If we want to save a value, we create an object.
my_num1 <- 4 # <- is called the assignment operator
# my_num1 is the name of the object in which the value is stored
In this code chunk, we used the assignment operator
(<-) to store 4 in the object
(my_num1).
To see what is stored in the object my_num1, we can ask
R to return its value:
my_num1
## [1] 4
And we can be more explicit by using the print
function:
print(my_num1)
## [1] 4
We can use my_num1 in other operations and function
calls.
Add 3 to my_num1:
my_num1 + 3
## [1] 7
Find the log of my_num1:
log(my_num1)
## [1] 1.386294
Take the square root of my_num1:
sqrt(my_num1)
## [1] 2
Go back to line 16, assign a different value to my_num1,
and run through the code chunks again.
This is a great benefit of creating objects: We can easily run through many code chunks just by making a single change.
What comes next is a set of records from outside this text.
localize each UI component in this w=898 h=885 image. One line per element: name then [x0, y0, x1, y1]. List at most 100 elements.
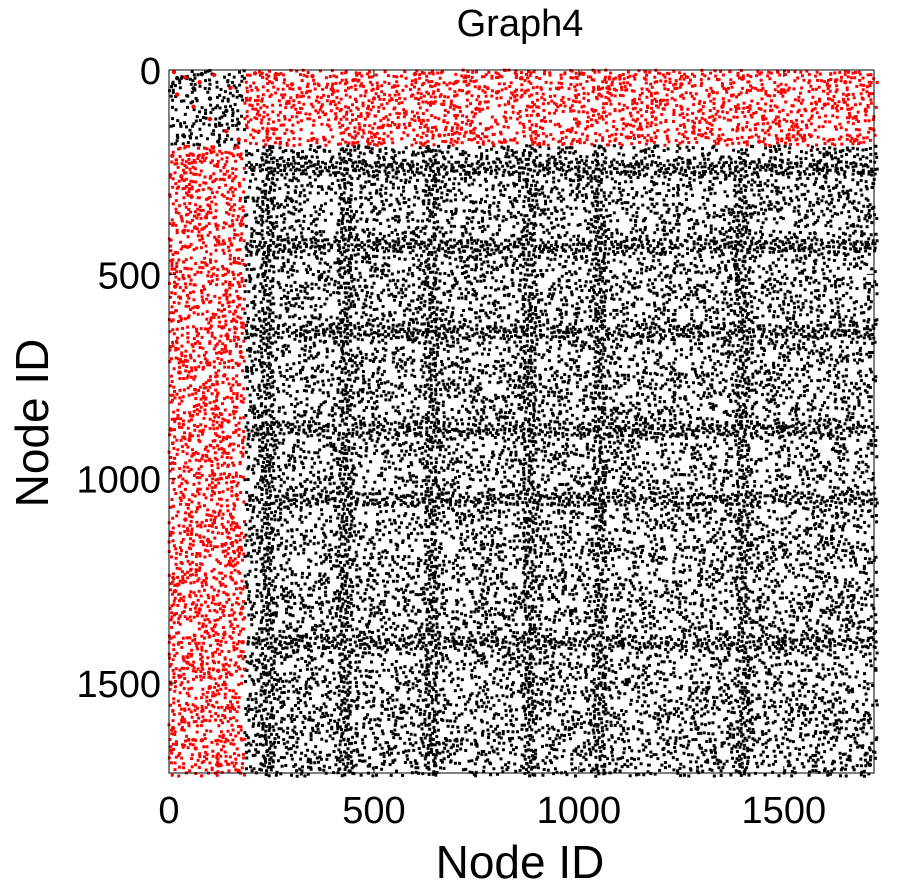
data-point	[170, 153, 175, 159]
data-point	[252, 71, 258, 76]
data-point	[310, 374, 315, 379]
data-point	[363, 284, 368, 289]
data-point	[412, 71, 418, 77]
data-point	[211, 472, 217, 477]
data-point	[240, 640, 245, 645]
data-point	[527, 680, 532, 686]
data-point	[171, 69, 177, 75]
data-point	[224, 288, 229, 293]
data-point	[172, 284, 178, 289]
data-point	[207, 116, 213, 122]
data-point	[185, 660, 190, 665]
data-point	[189, 194, 194, 199]
data-point	[351, 78, 356, 83]
data-point	[429, 742, 434, 747]
data-point	[748, 656, 754, 661]
y-tick-label: 1000	[76, 460, 161, 502]
x-axis-ticks: 0 500 1000 1500	[158, 70, 826, 832]
data-point	[761, 116, 766, 122]
data-point	[211, 72, 217, 78]
data-point	[183, 517, 188, 522]
data-point	[168, 427, 174, 432]
data-point	[429, 435, 434, 441]
data-point	[502, 139, 508, 144]
data-point	[453, 80, 459, 85]
data-point	[757, 139, 762, 144]
data-point	[720, 104, 725, 109]
data-point	[527, 517, 532, 522]
data-point	[658, 251, 664, 257]
data-point	[230, 705, 235, 710]
data-point	[330, 329, 336, 334]
matrix-pattern-layer	[167, 68, 879, 778]
data-point	[781, 640, 787, 645]
data-point	[556, 86, 561, 91]
data-point	[218, 762, 223, 768]
series-1-group	[174, 71, 873, 768]
data-point	[740, 329, 746, 334]
data-point	[433, 329, 438, 334]
data-point	[773, 680, 778, 686]
data-point	[843, 329, 848, 334]
data-point	[261, 272, 266, 277]
data-point	[429, 100, 434, 105]
y-tick-label: 0	[140, 51, 161, 93]
adjacency-pattern-black	[168, 69, 879, 778]
data-point	[172, 588, 178, 594]
x-tick-label: 500	[342, 790, 405, 832]
data-point	[181, 133, 186, 138]
data-point	[867, 762, 873, 768]
data-point	[228, 85, 233, 91]
data-point	[269, 169, 274, 175]
data-point	[576, 174, 582, 179]
data-point	[781, 88, 787, 93]
data-point	[658, 98, 664, 103]
data-point	[392, 84, 397, 89]
data-point	[502, 415, 508, 420]
data-point	[181, 229, 186, 234]
y-tick-label: 1500	[76, 664, 161, 706]
data-point	[197, 607, 202, 612]
data-point	[568, 129, 573, 134]
data-point	[429, 599, 434, 604]
data-point	[474, 742, 479, 747]
data-point	[379, 125, 385, 130]
data-point	[478, 386, 483, 392]
data-point	[429, 210, 434, 216]
data-point	[187, 437, 192, 443]
x-axis-label: Node ID	[436, 836, 605, 885]
data-point	[863, 108, 869, 114]
data-point	[236, 120, 241, 126]
data-point	[371, 174, 377, 179]
data-point	[199, 738, 204, 743]
data-point	[453, 640, 459, 645]
data-point	[238, 611, 243, 616]
data-point	[576, 120, 582, 126]
data-point	[236, 768, 241, 774]
data-point	[601, 509, 606, 514]
data-point	[193, 746, 198, 751]
data-point	[822, 729, 828, 735]
data-point	[174, 92, 180, 97]
data-point	[261, 721, 266, 727]
data-point	[179, 174, 184, 179]
data-point	[351, 558, 356, 563]
data-point	[261, 476, 266, 481]
data-point	[597, 701, 602, 706]
data-point	[576, 480, 582, 486]
data-point	[215, 668, 221, 674]
data-point	[724, 631, 729, 637]
data-point	[205, 362, 211, 367]
data-point	[199, 71, 204, 77]
data-point	[265, 129, 270, 134]
data-point	[228, 562, 233, 567]
data-point	[650, 558, 655, 563]
data-point	[453, 427, 459, 432]
data-point	[174, 582, 180, 588]
data-point	[310, 73, 315, 79]
data-point	[802, 137, 807, 142]
data-point	[699, 603, 705, 608]
data-point	[289, 82, 295, 87]
y-axis-ticks: 0 500 1000 1500	[76, 51, 874, 706]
There are some restrictions to how you can name objects. Your objects
cannot start with numbers or special characters including
+, -, *, /,
^, !, @, and
&.
Here are some examples of object names that you can use:
my_num1
count
abs_num
x
Here are some examples of object names that you cannot use:
!num
2times2
*char
&fun
We can store the output from a function in an object:
my_num <- -4
abs_num <- abs(my_num)
print(abs_num)
## [1] 4
Can you think of why creating two objects here (my_num
and abs_num) could be useful?
Write a code chunk to store the value 3 to the object x,
add 7 to it, and print the sum.
x <- 3
x + 7
## [1] 10
1.) Write a code chunk to store the value 7.8 to a new object and print the value of your object.
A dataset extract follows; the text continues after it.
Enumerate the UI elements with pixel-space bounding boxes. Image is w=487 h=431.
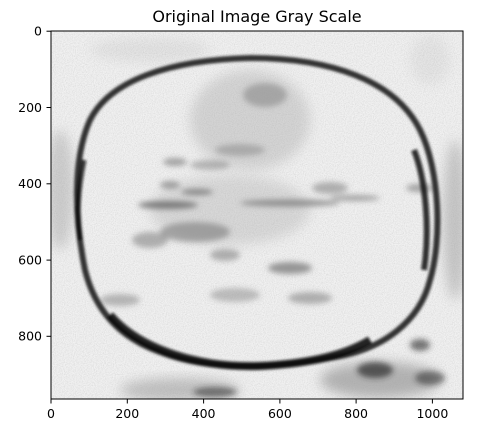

2.) Write a code chunk to store the absolute value of -3 to the
object y and print the value stored in y.
3.) Are the following names acceptable as R object names?
game
&twist
^number
divide
ten
*math
Test each by trying to assign the value 12 to the names:
You assigned code to R objects! This is critical to everything else we will do this summer!
You are gaining a solid foundation in R fundamentals!